Bodicea · 12/05/2014 08:06

until they secularise all state funded schools people will carry on christening their children. Also people who aren't that religious still kind of like a bit of pomp and ceremony and a chance to celebrate and show off their baby.

needaholidaynow · 12/05/2014 08:07

This reply has been deleted

Message withdrawn at poster's request.

vichill · 12/05/2014 08:08

I was going to but when it came to booking I felt too hypocritical. I think I used up the nice country church day out credit for the wedding.

I had no intention of attending church with dd.
I think she should be able to choose her own faith and I don't think its fair on the regular church goers to highjack their Sunday service with my rabble staring on indifferently as they worship (no private christening ceremonies in my parish).

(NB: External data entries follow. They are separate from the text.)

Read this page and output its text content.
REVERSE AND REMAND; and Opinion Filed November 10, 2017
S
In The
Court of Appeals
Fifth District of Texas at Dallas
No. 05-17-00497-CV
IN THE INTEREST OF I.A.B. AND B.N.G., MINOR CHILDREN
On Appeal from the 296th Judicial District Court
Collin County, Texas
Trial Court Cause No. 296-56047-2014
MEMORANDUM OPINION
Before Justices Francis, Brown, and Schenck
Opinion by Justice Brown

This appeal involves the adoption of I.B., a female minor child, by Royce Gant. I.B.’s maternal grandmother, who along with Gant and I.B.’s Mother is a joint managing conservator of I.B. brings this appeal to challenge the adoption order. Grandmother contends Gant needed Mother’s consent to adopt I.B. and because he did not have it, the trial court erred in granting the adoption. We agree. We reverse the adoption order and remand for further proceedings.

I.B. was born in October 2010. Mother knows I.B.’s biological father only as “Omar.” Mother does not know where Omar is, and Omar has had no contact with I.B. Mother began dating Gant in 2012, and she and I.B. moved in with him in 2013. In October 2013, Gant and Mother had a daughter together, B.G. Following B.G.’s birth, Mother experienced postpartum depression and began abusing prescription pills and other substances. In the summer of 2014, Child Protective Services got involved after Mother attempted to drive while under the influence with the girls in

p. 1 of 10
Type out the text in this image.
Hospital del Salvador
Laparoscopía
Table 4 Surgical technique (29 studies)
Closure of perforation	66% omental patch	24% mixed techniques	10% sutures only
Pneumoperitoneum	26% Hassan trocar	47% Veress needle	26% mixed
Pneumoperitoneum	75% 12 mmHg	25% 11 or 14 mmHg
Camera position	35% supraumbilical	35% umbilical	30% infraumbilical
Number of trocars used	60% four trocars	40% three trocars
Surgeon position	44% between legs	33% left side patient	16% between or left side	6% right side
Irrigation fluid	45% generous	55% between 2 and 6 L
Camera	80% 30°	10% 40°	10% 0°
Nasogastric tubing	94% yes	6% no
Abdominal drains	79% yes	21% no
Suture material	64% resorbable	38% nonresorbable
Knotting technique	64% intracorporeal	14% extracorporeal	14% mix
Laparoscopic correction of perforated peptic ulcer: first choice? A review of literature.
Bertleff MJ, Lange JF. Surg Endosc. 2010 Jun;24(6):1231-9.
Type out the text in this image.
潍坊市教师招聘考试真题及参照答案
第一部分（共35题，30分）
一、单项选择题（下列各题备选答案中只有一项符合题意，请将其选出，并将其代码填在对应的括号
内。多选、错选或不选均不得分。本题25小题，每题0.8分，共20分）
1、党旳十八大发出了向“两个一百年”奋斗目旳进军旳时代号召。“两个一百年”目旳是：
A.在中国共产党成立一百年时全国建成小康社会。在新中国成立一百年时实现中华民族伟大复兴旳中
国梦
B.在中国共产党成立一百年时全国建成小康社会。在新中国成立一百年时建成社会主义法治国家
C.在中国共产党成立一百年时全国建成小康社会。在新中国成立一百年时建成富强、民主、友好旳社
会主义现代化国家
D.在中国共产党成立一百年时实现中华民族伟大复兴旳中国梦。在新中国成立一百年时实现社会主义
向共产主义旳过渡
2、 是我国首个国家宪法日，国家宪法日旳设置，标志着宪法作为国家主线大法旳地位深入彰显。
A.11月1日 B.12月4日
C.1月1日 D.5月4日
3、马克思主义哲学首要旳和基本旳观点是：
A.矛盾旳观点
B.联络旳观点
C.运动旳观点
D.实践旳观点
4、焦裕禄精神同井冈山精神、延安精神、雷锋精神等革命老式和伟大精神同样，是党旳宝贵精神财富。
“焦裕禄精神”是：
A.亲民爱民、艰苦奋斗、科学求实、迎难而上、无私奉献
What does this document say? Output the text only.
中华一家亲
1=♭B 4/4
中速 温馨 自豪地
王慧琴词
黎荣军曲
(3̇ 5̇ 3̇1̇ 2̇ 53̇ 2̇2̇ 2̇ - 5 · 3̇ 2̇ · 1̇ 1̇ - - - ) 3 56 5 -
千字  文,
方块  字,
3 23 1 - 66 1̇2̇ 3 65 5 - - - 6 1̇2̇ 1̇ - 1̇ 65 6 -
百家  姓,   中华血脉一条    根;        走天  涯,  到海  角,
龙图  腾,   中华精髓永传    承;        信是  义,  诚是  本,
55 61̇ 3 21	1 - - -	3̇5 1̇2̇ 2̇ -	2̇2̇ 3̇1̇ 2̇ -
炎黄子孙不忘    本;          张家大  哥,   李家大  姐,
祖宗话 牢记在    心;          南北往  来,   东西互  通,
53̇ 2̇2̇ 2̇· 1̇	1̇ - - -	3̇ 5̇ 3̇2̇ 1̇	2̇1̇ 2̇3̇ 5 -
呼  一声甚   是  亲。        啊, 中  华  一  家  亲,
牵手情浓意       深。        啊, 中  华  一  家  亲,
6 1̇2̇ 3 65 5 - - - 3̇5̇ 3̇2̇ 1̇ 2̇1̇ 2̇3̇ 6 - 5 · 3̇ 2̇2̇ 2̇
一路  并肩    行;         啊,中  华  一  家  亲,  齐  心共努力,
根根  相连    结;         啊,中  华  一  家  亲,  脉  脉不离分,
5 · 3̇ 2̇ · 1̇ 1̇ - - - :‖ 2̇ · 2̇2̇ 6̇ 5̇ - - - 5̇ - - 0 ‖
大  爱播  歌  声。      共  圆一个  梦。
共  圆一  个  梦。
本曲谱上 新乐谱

I wasn't christened and I am spiritual rather than a Christian, DH was christened and a militant atheist. I often regret the decision to marry in church for the same reasons. Just seems phony and rude to use the church for a nice day out.

MaidOfStars · 12/05/2014 08:21

what if my atheist belief is wrong and they die too young to make an informed decision about religion and suffer the consequences

Is this satire? I don't think this makes any sense. Do you know atheists who have cited this reason? Atheists don't have a 'belief' to be wrong. No true atheist would consider the ramifications of consequences (because they don't believe such consequences exist). And If a child dies too young to make an 'informed decision', what kind of god forces those consequences?